The Sahara Desert is one of Africa’s most well-known features. They say it’s the hottest spot in the planet. Empty and dusted with sand. Who would have believed that the Sahara Desert was once a lush forest?
Today, the Sahara is recognized as a desert with a particularly harsh environment. However, there is a surprising diversity of plant and animal life in the desert.
This desert is also often believed to span the whole of northern Africa. Where, exactly, is the Sahara Desert located?
There are ten nations that are home to the Sahara Desert’s 9.4 million acres of desert. The list begins with Algeria, continuing through Chad, Egypt, Libya, Mali, Mauritania, Morocco, Nigeria, Sudan, and Tunisia. According to Live Science, fresh water is a scarce commodity in the Sahara.
Despite what you may have read above, the Sahara is really traversed by two perennial rivers. Two major rivers—the Nile and the Niger—and twenty temporary lakes. It’s a big aid to the local fauna. Because Saharan temperatures may reach dizzying heights.
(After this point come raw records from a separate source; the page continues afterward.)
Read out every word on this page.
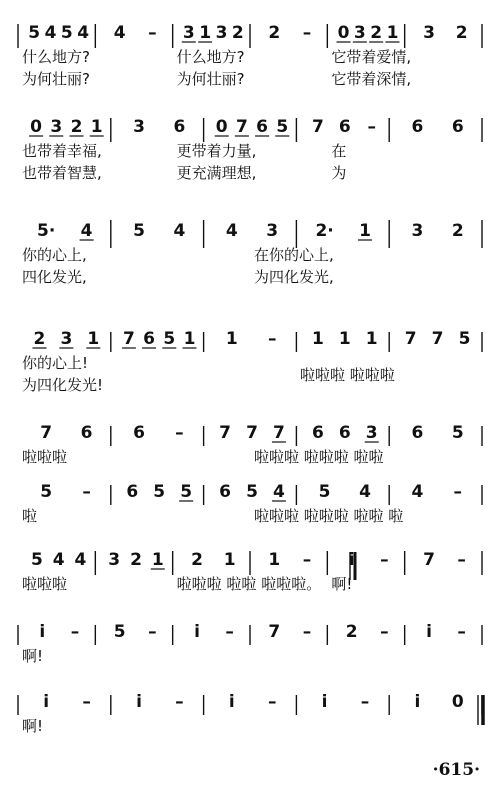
5 4 5 4 4 – 3 1 3 2 2 – 0 3 2 1 3 2
什么地方?	什么地方?	它带着爱情,
为何壮丽?	为何壮丽?	它带着深情,
0 3 2 1 3 6 0 7 6 5 7 6 – 6 6
也带着幸福,	更带着力量,	在
也带着智慧,	更充满理想,	为
5· 4 5 4 4 3 2· 1 3 2
你的心上,	在你的心上,
四化发光,	为四化发光,
2 3 1 7 6 5 1 1 – 1 1 1 7 7 5
你的心上!
为四化发光!
啦啦啦 啦啦啦
7 6 6 – 7 7 7 6 6 3 6 5
啦啦啦	啦啦啦 啦啦啦 啦啦
5 – 6 5 5 6 5 4 5 4 4 –
啦	啦啦啦 啦啦啦 啦啦 啦
5 4 4 3 2 1 2 1 1 – i – 7 –
啦啦啦	啦啦啦 啦啦 啦啦啦。 啊!
i – 5 – i – 7 – 2 – i –
啊!
i –	i –	i –	i –	i 0
啊!
·615·
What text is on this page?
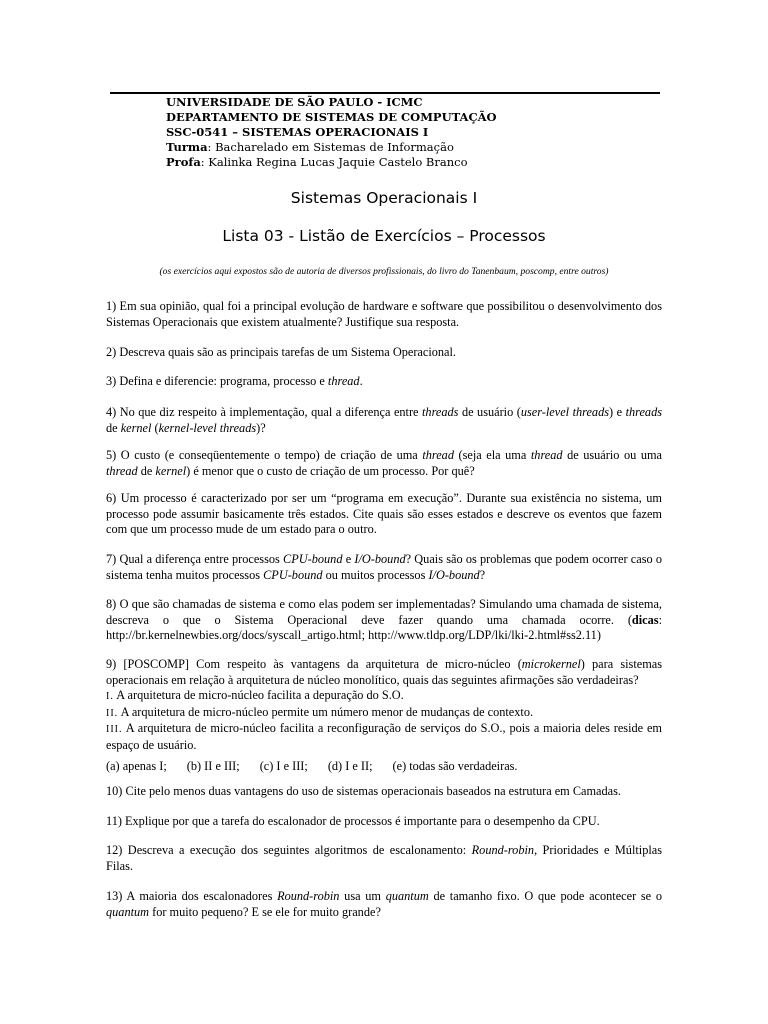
UNIVERSIDADE DE SÃO PAULO - ICMC
DEPARTAMENTO DE SISTEMAS DE COMPUTAÇÃO
SSC-0541 – SISTEMAS OPERACIONAIS I
Turma: Bacharelado em Sistemas de Informação
Profa: Kalinka Regina Lucas Jaquie Castelo Branco
Sistemas Operacionais I
Lista 03 - Listão de Exercícios – Processos
(os exercícios aqui expostos são de autoria de diversos profissionais, do livro do Tanenbaum, poscomp, entre outros)
1) Em sua opinião, qual foi a principal evolução de hardware e software que possibilitou o desenvolvimento dos Sistemas Operacionais que existem atualmente? Justifique sua resposta.
2) Descreva quais são as principais tarefas de um Sistema Operacional.
3) Defina e diferencie: programa, processo e thread.
4) No que diz respeito à implementação, qual a diferença entre threads de usuário (user-level threads) e threads de kernel (kernel-level threads)?
5) O custo (e conseqüentemente o tempo) de criação de uma thread (seja ela uma thread de usuário ou uma thread de kernel) é menor que o custo de criação de um processo. Por quê?
6) Um processo é caracterizado por ser um “programa em execução”. Durante sua existência no sistema, um processo pode assumir basicamente três estados. Cite quais são esses estados e descreve os eventos que fazem com que um processo mude de um estado para o outro.
7) Qual a diferença entre processos CPU-bound e I/O-bound? Quais são os problemas que podem ocorrer caso o sistema tenha muitos processos CPU-bound ou muitos processos I/O-bound?
8) O que são chamadas de sistema e como elas podem ser implementadas? Simulando uma chamada de sistema, descreva o que o Sistema Operacional deve fazer quando uma chamada ocorre. (dicas: http://br.kernelnewbies.org/docs/syscall_artigo.html; http://www.tldp.org/LDP/lki/lki-2.html#ss2.11)
9) [POSCOMP] Com respeito às vantagens da arquitetura de micro-núcleo (microkernel) para sistemas operacionais em relação à arquitetura de núcleo monolítico, quais das seguintes afirmações são verdadeiras?
I. A arquitetura de micro-núcleo facilita a depuração do S.O.
II. A arquitetura de micro-núcleo permite um número menor de mudanças de contexto.
III. A arquitetura de micro-núcleo facilita a reconfiguração de serviços do S.O., pois a maioria deles reside em espaço de usuário.
(a) apenas I; (b) II e III; (c) I e III; (d) I e II; (e) todas são verdadeiras.
10) Cite pelo menos duas vantagens do uso de sistemas operacionais baseados na estrutura em Camadas.
11) Explique por que a tarefa do escalonador de processos é importante para o desempenho da CPU.
12) Descreva a execução dos seguintes algoritmos de escalonamento: Round-robin, Prioridades e Múltiplas Filas.
13) A maioria dos escalonadores Round-robin usa um quantum de tamanho fixo. O que pode acontecer se o quantum for muito pequeno? E se ele for muito grande?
The Sahara Desert has a wide range of temperatures, from 49 degrees Celsius in the summer to -18 degrees Celsius in the winter. According to the American Meteorological Society, snow is more common in mountainous regions. The Sahara Desert’s air temperature is that high.
The Sahara Desert of 11,000 to 5,000 years ago looked very different from modern-day deserts. The dunes are home to a variety of plant life. As a result of the increasing rainfall, the Sahara’s dry caves have been transformed into lakes.
North Africa became verdant as a consequence. attracts fauna like hippos, antelopes, elephants, and aurochs already residing in the area. The term “African Moist Period” describes this time frame.
Constant changes in Earth’s orbit around its axis are responsible for the African Humid Period. Professor of Earth Systems at the University of California, Irvine, Kathleen Johnson claims this cycle repeats every 23,000 years.
A shift in the earth’s axis causes the occurrence of Green Sahara. The Earth’s axial tilt has decreased from its initial value of 24.1 degrees, reached around 8,000 years ago, to its current value of 23.5 degrees. The angle of the slope is crucial.
An increase in solar heat in the Northern Hemisphere during the summer due to the Earth’s axial tilt. The increasing strength of the African monsoon winds has been linked to the sun’s increasing radiation. Low air pressure, caused by rising temperatures over the Sahara, transports moisture-laden Atlantic Ocean fog to the parched Saharan landscape.
The Sahara becomes a grassland due to the increasing water vapor or humidity. Researchers have found this phenomena to be fascinating due of its seemingly random onset and termination.
The Green Sahara was transformed into the parched Sahara over the course of two centuries. Solar radiation changes owing to Earth’s movement, Johnson said, happened gradually, but the planet’s location changed rapidly.
A green Sahara is possible, according to scientists. But carbon dioxide emissions are likely to be an obstacle.
Changes in the global climate are occurring at an accelerating rate due to human-caused greenhouse gas emissions. Thus, it is unclear as to when the Sahara will once again be a verdant pasture.